2017/06/30

package-development / crul / crolute / async / R6 / http / async / OpenAQ / ropenaq

A few months ago rOpenSci’s Scott Chamberlain asked me for feedback about a new package of his called crul, an http client like httr, so basically something you use for e.g. writing a package interfacing an API. He told me that a great thing about crul was that it supports asynchronous requests. I felt utterly uncool because I had no idea what this meant although I had already written quite a few API packages (for instance ropenaq, riem and opencage).

So I googled the concept, my mind was blown and I decided that I’d trust Scott’s skills (spoiler: you can always do that) and just replace the httr dependency of ropenaq by crul. Why? First of all note that Crul is a planet in Star Wars whose male inhabitants are called crolutes which sound quite cool (there are female ones as well, called gilliands which doesn’t sound like the package name) and which I now use as a synonym for “user of the crul package”. But I had other reasons to switch… that was the subject of my lightning talk today at the French R conference in Anglet. In this blog post I’ll tell the story again, with a bit more details, in the hope to make you curious about crul!

Pic by ThinkR, thanks Colin/Diane/Vincent!

Asynchronous requests for dummies like me

OpenAQ API, which is a fantastic source of open data about air quality (see my blog post about ropenaq on rOpenSci’s blog), has a pagination system. If you want say all ozone measures for one country, the API will produce several pages of results containing 10,000 measurements each, and for each of these pages you’ll need to make a request.

In theory, you can either do all these requests one after the other (synchronous requests, yes synchronous) or all of them at once or at least in bunches, which corresponds to asynchronous requests. The crul package supports asynchronous requests while httr doesn’t. As you can imagine, sending several requests at once can increase speed!

Of course, you can’t send too many requests at once to an API, either because it’s not allowed anyway, or at least because it’s not a really nice thing to do: you might put an API in trouble by asking too many things in one go and you probably don’t want to break things. I asked OpenAQ’s co-founder Joe Flasher whether I could use asynchronous requests, thinking he might say no. That was funny because I actually thought the API was frailer than it is, Joe told me it was fine to do up to 10 requests at once, so I started doing that.

A big change for `ropenaq`

So I started removing all calls to httr functions by calls to crul, which wasn’t too hard really because crul has two vignettes, in particular one about asynchronous requests. I like the style of the vignettes, I could recognize the style from R for cats. Besides, Scott had asked for feedback and I assumed that asking many questions would just help him make the documentation fool-proof. Thanks for your patience Scott!

You can see the crul calls of ropenaq here. I have no ambition to write a step by step but basically what happens now in ropenaq is:

if the user provides a page argument, then I do a simple request for that page thanks to an crul::HttpRequest object. In the past as an user of ropenaq for any data wish you had to first had to make a query to get the count of measurements and then write a loop over all pages. Now you don’t, see the following point.
if the user doesn’t provide a page, then I retrieve the number of measurements for the query in total, then count the pages and prepare one query by page, which I group in bunches of 10 queries. Each bunch, which is a list, is then used to create an AsyncVaried object via crul::AsyncVaried$new(.list = async), and then I use methods of that object to retrieve the status and the content.

The only methods I needed to use where new to create objects, request to actually make the requests, status_code to retrieve the request status, get to extract the content of the request output when it had worked and parse to well parse the contents. Their names are quite well chosen. For figuring all of that out I read the vignettes, the documentation of the classes and as mentioned previously asked questions to Scott. In particular at the beginning I wasn’t too sure how to make the 10 requests for different pages at once but as the async vignette of crul says,

“There are two interfaces to asynchronous requests in crul:

Simple async: any number of URLs, all treated with the same curl options, headers, etc., and only one HTTP method type at a time.
Varied request async: build any type of request and execute all asynchronously.”

and my case was the second one.
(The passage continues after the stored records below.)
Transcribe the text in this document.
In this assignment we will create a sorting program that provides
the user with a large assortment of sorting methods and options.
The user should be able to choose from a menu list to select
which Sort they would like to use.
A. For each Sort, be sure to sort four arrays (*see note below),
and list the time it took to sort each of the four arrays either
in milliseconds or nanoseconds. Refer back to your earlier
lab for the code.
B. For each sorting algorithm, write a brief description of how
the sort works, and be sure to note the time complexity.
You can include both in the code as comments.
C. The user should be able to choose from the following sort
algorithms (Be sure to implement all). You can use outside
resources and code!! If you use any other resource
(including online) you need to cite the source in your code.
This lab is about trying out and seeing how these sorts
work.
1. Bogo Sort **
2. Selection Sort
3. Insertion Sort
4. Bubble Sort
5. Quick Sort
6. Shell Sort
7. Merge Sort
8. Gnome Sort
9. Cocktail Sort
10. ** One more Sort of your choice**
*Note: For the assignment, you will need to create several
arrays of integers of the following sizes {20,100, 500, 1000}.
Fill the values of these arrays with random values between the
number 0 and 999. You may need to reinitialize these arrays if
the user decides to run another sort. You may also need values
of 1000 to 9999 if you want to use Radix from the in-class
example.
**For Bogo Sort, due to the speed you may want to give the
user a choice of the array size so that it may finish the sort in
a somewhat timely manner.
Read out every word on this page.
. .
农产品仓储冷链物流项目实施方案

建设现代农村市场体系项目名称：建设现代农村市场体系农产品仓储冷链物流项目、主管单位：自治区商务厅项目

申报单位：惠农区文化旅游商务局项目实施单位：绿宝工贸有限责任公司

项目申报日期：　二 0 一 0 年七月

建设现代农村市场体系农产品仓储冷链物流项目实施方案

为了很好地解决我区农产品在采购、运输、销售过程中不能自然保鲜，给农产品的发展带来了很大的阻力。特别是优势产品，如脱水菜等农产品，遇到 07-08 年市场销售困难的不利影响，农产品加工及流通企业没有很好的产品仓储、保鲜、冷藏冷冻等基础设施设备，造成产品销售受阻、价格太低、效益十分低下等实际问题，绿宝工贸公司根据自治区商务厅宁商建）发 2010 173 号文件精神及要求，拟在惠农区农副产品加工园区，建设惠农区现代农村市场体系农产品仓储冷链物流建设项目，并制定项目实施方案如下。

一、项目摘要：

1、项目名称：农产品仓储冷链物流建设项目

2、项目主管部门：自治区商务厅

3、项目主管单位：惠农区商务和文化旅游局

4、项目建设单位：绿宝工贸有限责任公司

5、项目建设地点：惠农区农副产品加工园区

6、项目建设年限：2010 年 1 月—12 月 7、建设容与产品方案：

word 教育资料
I was also a bit puzzled as to how to pass my list of requests to the function creating the AsyncVaried object but it turned out you can just pass a list to the .list argument.

Now the CRAN version of ropenaq is a proud reverse dependency of crul (yes my packages have feelings), so if you do install.packages("ropenaq") you can take advantage of my hard work. In my talk I had the results of a small microbenchmark and long story short as you can imagine the total time needed to retrieve data is shorter when you use asynchronous requests.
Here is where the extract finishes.